Ma quella di Didion non è la sola ipotesi editoriale dell’opera né, tantomeno, quella definitiva. L’editore Peters ha pubblicato di recente una nuova versione curata da Richard Langham-Smith, basata essenzialmente sul materiale d’orchestra conservato negli archivi dell’Opèra-Comique e sullo spartito per canto e pianoforte approvato dallo stesso Bizet. Nel 2005, Michael Rot, per una produzione dell’opera eseguita a Graz con la direzione di Harnoncourt (poi ripresa l’anno scorso a Zurigo da Welser-Most), preparò un’edizione ancora differente, che addirittura parte dalla versione Guiraud e include tutti i recitativi musicati (in luogo dei dialoghi), la pantomima, la versione lunga del duello Don José/Escamillo e del finale ultimo (ma elimina la parte dei tenori nel mezzo del coro delle sigaraie e, all’inizio dell’atto IV, tutta la parte che precede il coro “Voici la quadrille”, ossia lo scambio di battute tra venditori di ventagli e soldati, probabilmente ritenuti da Harnoncourt mediocre folklorismo), che alcuni critici all’epoca stigmatizzarono come reazionaria poiché avrebbe fatto ripiombare l’opera “dans les lordeures de l’ancienne version, intégralement chantée”.
Infine è prevista per il 2014 una nuova, e pare definitiva, edizione critica, curata da Hervé Lacombe, per l’editore Bärenreiter, nell’ambito di una nuova serie dedicata all’opera francese, annunciata in 35 volumi di cui sono in preparazione i primi 10 (oltre a Carmen, sino ad ora sono previsti: Le Toréador di Adam, già disponibile; Fiesque di Lalo, di imminente pubblicazione; L’Etoile di Chabrier nel 2011; Le Domino noir di Auber nel 2012; Hamlet di Thomas e Werther di Massenet nel 2012; Samson et Dalila di Saint-Saens nel 2014; Roméo et Juliette e Faust di Gounod nel 2015).
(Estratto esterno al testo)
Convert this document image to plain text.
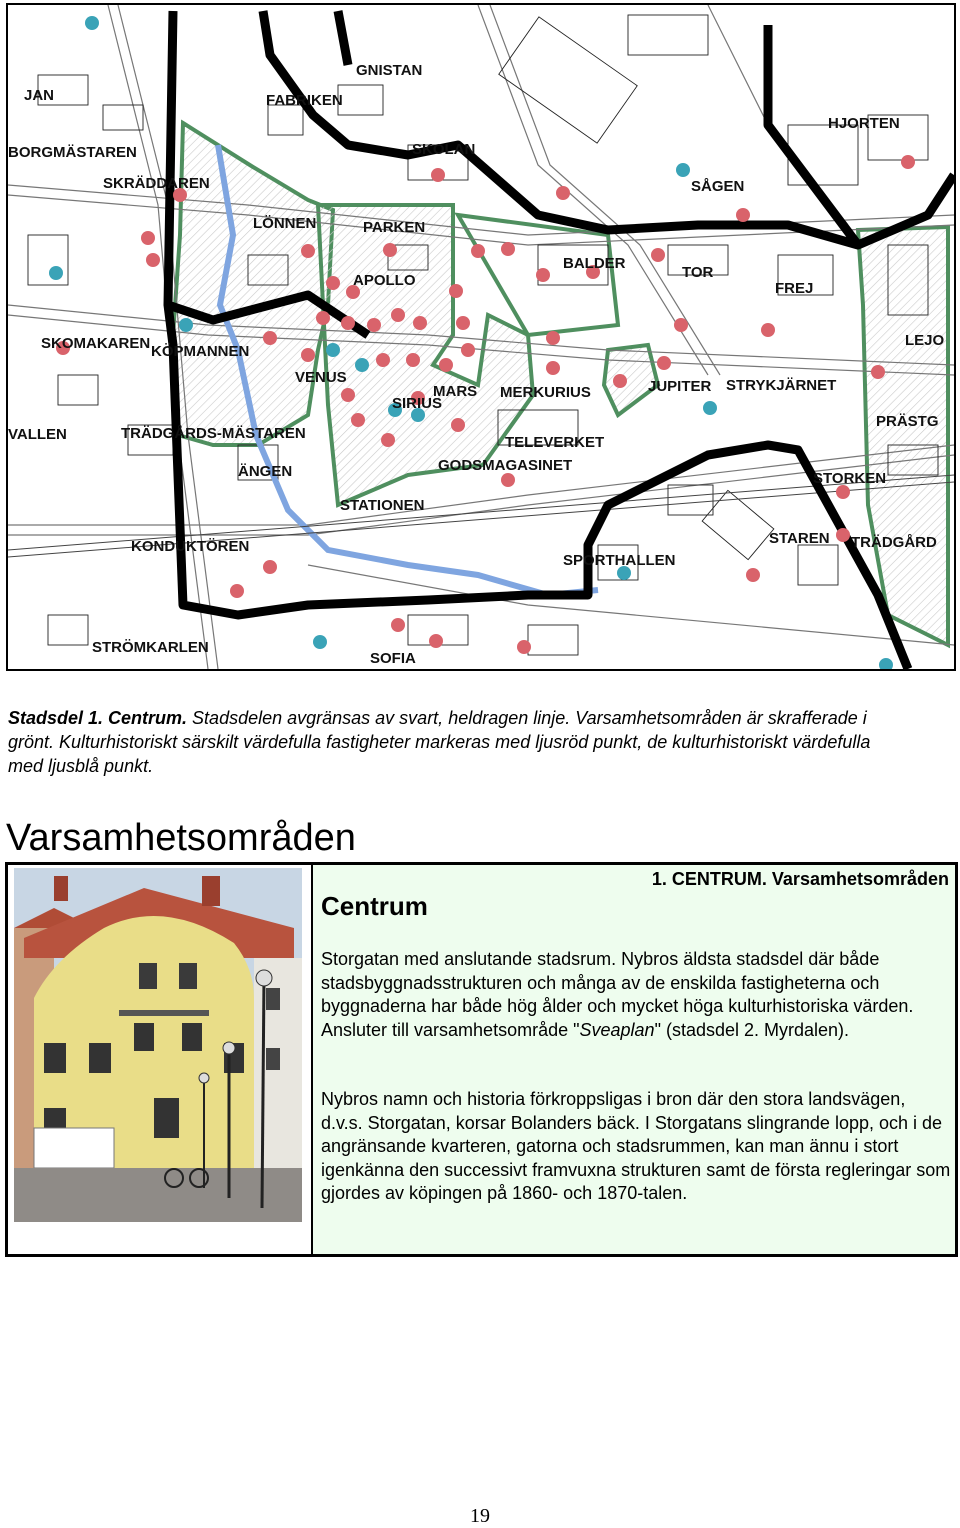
GNISTAN
FABRIKEN
SKOLAN
HJORTEN
BORGMÄSTAREN
SKRÄDDAREN	SÅGEN
LÖNNEN	PARKEN
BALDER
TOR
FREJ
APOLLO
SKOMAKAREN KÖPMANNEN
VENUS
MARS MERKURIUS	JUPITER STRYKJÄRNET
LEJO
SIRIUS
TRÄDGÅRDS-MÄSTAREN
VALLEN
PRÄSTG
ÄNGEN
TELEVERKET
GODSMAGASINET
STORKEN
STATIONEN
KONDUKTÖREN	STAREN TRÄDGÅRD
SPORTHALLEN
STRÖMKARLEN
SOFIA
JAN

Stadsdel 1. Centrum. Stadsdelen avgränsas av svart, heldragen linje. Varsamhetsområden är skrafferade i grönt. Kulturhistoriskt särskilt värdefulla fastigheter markeras med ljusröd punkt, de kulturhistoriskt värdefulla med ljusblå punkt.

Varsamhetsområden
Centrum
1. CENTRUM. Varsamhetsområden

Storgatan med anslutande stadsrum. Nybros äldsta stadsdel där både stadsbyggnadsstrukturen och många av de enskilda fastigheterna och byggnaderna har både hög ålder och mycket höga kulturhistoriska värden. Ansluter till varsamhetsområde "Sveaplan" (stadsdel 2. Myrdalen).

Nybros namn och historia förkroppsligas i bron där den stora landsvägen, d.v.s. Storgatan, korsar Bolanders bäck. I Storgatans slingrande lopp, och i de angränsande kvarteren, gatorna och stadsrummen, kan man ännu i stort igenkänna den successivt framvuxna strukturen samt de första regleringar som gjordes av köpingen på 1860- och 1870-talen.

19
Ognuna presenterà caratteristiche e peculiarità differenti, ognuna sarà oggetto di lodi e critiche: ciascuna di esse, però, dovrà ricorrere a scelte arbitrarie, atteso che qualunque inserzione di materiale estraneo a quello sanzionato da Bizet in occasione della premiére – bello o brutto che sia – necessariamente sarà un arbitrio. La discussione circa la forma autentica di Carmen è, quindi, destinata a proseguire.
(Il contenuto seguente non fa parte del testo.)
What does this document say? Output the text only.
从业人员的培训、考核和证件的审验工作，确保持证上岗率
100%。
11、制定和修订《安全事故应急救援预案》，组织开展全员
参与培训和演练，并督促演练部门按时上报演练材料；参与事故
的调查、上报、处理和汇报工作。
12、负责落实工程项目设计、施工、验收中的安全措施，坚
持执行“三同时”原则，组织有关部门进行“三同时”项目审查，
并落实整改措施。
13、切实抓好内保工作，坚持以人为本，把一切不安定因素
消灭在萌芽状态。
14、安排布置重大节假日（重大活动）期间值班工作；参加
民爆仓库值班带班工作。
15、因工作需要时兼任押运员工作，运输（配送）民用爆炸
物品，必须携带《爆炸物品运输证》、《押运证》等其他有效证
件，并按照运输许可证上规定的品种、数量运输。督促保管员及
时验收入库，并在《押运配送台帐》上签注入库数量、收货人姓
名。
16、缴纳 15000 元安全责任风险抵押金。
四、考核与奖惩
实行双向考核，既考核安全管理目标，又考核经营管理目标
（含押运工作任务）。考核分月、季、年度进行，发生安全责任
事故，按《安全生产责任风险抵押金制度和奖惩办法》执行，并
Ma proprio qui sta il punto: alla fine, cosa è davvero autentico? Un testo che, seppur con interventi e modifiche (necessarie però, come già è stato esposto, per garantire un immediato futuro all’opera) è stato preparato da chi, in rapporto di confidenza e amicizia con l’autore, ha collaborato con lui nel corso delle prove e, verosimilmente, con questi si è consultato durante le concitate fasi preparatorie (durante le quali sono state apportate le numerose modifiche oggetto di tutte le dispute filologiche), oppure il risultato di ricerche e scelte editoriali – più o meno corrette e serie – di studiosi e musicologi che operano un secolo dopo la prima rappresentazione (non si tratta, infatti, solo di ristabilire un testo originale esistente, ma incrostato da interventi apocrifi – come nell’edizione critica delle opere di Rossini – bensì di ricostruire una nuova versione del testo, che non esiste ab origine)? Difficile rispondere. Certo il mito per cui Guiraud trasforma Carmen in una specie di Cavalleria Rusticana in salsa francese è da sfatare con forza, poiché frutto di ignoranza, pregiudizio e partigianeria.